Advertising injury means injury caused by any of the following offences that result from the advertising of your products or work . . .
(Emphasis added)
[24] Although the language of the 2000 policy differs somewhat from the language contained in the 1998 and 1999 policies, nothing turns on that difference. The 2000 policy still requires a direct causal link between advertising and the offence alleged. Once again, I note that the June 29, 2001 statement of claim contains no such allegation.
[25] Finally, I observe that the fresh as amended statement of claim that the appellant sought to tender as fresh evidence adds nothing new to the issue of causation.
III. Disposition
[26] I conclude that the application judge erred in finding that Taske's June 29, 2001 statement of claim includes allegations that are capable of triggering the appellants' advertising injury coverage. However, in the result, I agree with his disposition of the application. In light of my conclusion on the causation issue, it is unnecessary that I finally determine the issues concerning the meaning of advertising and the scope of the exclusion clause. [See Note 4 at the end of the document]

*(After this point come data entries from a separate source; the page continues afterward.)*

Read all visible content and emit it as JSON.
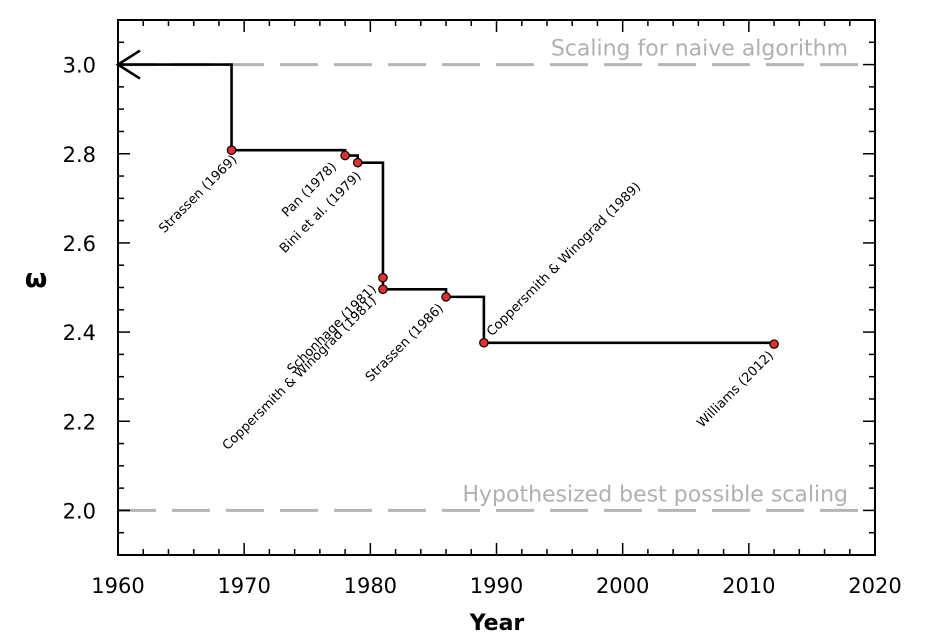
{
  "chart_data": {
    "type": "line",
    "title": "",
    "xlabel": "Year",
    "ylabel": "ω",
    "xlim": [
      1960,
      2020
    ],
    "ylim": [
      1.9,
      3.1
    ],
    "x_ticks": [
      1960,
      1970,
      1980,
      1990,
      2000,
      2010,
      2020
    ],
    "y_ticks": [
      "2.0",
      "2.2",
      "2.4",
      "2.6",
      "2.8",
      "3.0"
    ],
    "grid": false,
    "colors": {
      "step_line": "#000000",
      "marker": "#e03030",
      "reference": "#b4b4b4"
    },
    "reference_lines": [
      {
        "y": 3.0,
        "label": "Scaling for naive algorithm"
      },
      {
        "y": 2.0,
        "label": "Hypothesized best possible scaling"
      }
    ],
    "step_series": {
      "start": {
        "x": 1960,
        "y": 3.0
      },
      "end_x": 2012
    },
    "points": [
      {
        "x": 1969,
        "y": 2.808,
        "label": "Strassen (1969)"
      },
      {
        "x": 1978,
        "y": 2.796,
        "label": "Pan (1978)"
      },
      {
        "x": 1979,
        "y": 2.78,
        "label": "Bini et al. (1979)"
      },
      {
        "x": 1981,
        "y": 2.522,
        "label": "Schonhage (1981)"
      },
      {
        "x": 1981,
        "y": 2.496,
        "label": "Coppersmith & Winograd (1981)"
      },
      {
        "x": 1986,
        "y": 2.479,
        "label": "Strassen (1986)"
      },
      {
        "x": 1989,
        "y": 2.376,
        "label": "Coppersmith & Winograd (1989)"
      },
      {
        "x": 2012,
        "y": 2.373,
        "label": "Williams (2012)"
      }
    ]
  }
}
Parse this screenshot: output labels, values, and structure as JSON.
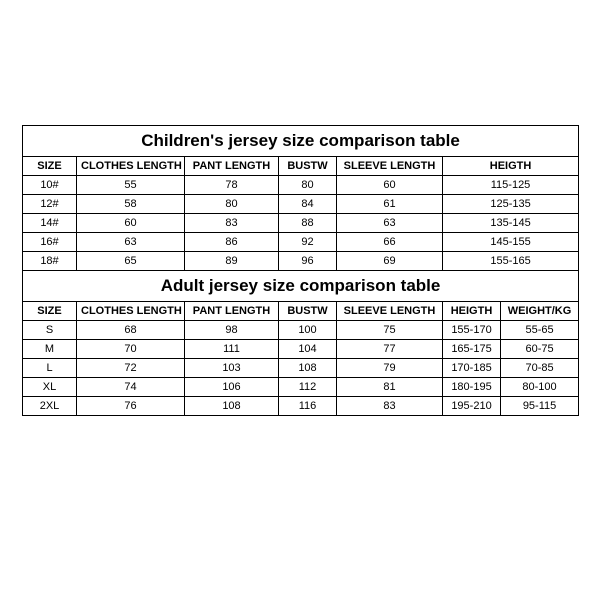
{
  "colors": {
    "border": "#000000",
    "bg": "#ffffff",
    "text": "#000000"
  },
  "children": {
    "title": "Children's jersey size comparison table",
    "columns": [
      "SIZE",
      "CLOTHES LENGTH",
      "PANT LENGTH",
      "BUSTW",
      "SLEEVE LENGTH",
      "HEIGTH"
    ],
    "rows": [
      [
        "10#",
        "55",
        "78",
        "80",
        "60",
        "115-125"
      ],
      [
        "12#",
        "58",
        "80",
        "84",
        "61",
        "125-135"
      ],
      [
        "14#",
        "60",
        "83",
        "88",
        "63",
        "135-145"
      ],
      [
        "16#",
        "63",
        "86",
        "92",
        "66",
        "145-155"
      ],
      [
        "18#",
        "65",
        "89",
        "96",
        "69",
        "155-165"
      ]
    ]
  },
  "adult": {
    "title": "Adult jersey size comparison table",
    "columns": [
      "SIZE",
      "CLOTHES LENGTH",
      "PANT LENGTH",
      "BUSTW",
      "SLEEVE LENGTH",
      "HEIGTH",
      "WEIGHT/KG"
    ],
    "rows": [
      [
        "S",
        "68",
        "98",
        "100",
        "75",
        "155-170",
        "55-65"
      ],
      [
        "M",
        "70",
        "111",
        "104",
        "77",
        "165-175",
        "60-75"
      ],
      [
        "L",
        "72",
        "103",
        "108",
        "79",
        "170-185",
        "70-85"
      ],
      [
        "XL",
        "74",
        "106",
        "112",
        "81",
        "180-195",
        "80-100"
      ],
      [
        "2XL",
        "76",
        "108",
        "116",
        "83",
        "195-210",
        "95-115"
      ]
    ]
  }
}
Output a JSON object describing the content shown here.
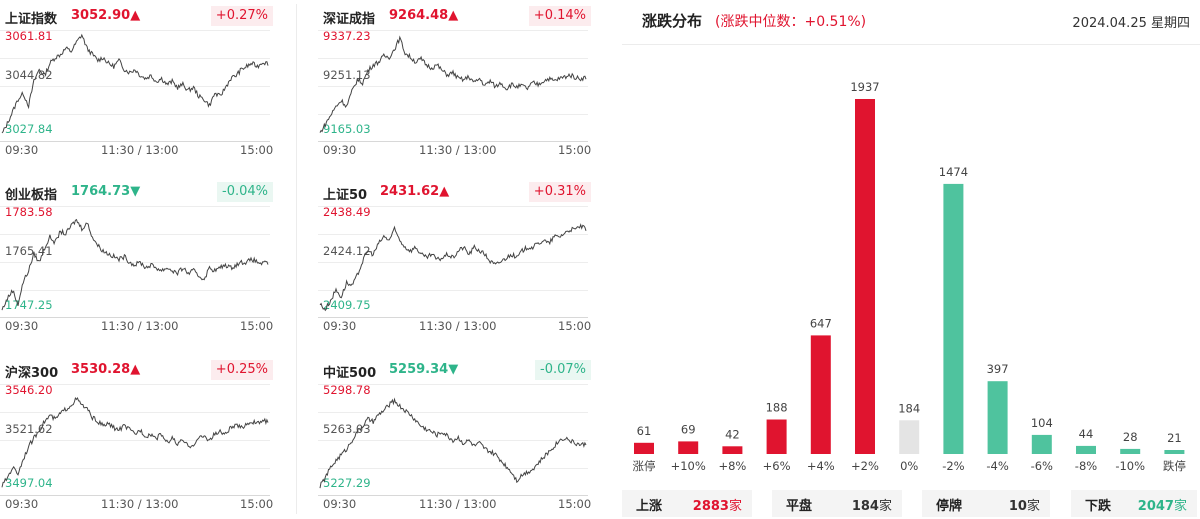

[27] For the reasons given, the appeal is dismissed with costs to the respondents on a partial indemnity basis fixed at $25,000 inclusive of disbursements and applicable GST.
Appeal dismissed. [page721]
Notes
Note 1: I would not formally dispose of the cross-appeal as the issues raised simply supported the application judge's decision and were not the proper subject matter of a cross-appeal.
Note 2: The relevant language of the 1998 and 1999 policies is the same. I will address the language of the 2000 policy in the Analysis section of these reasons.
Note 3: The respondent claimed that this issue was not raised before the application judge.
Note 4: The appellants abandoned their costs appeal at the hearing before us.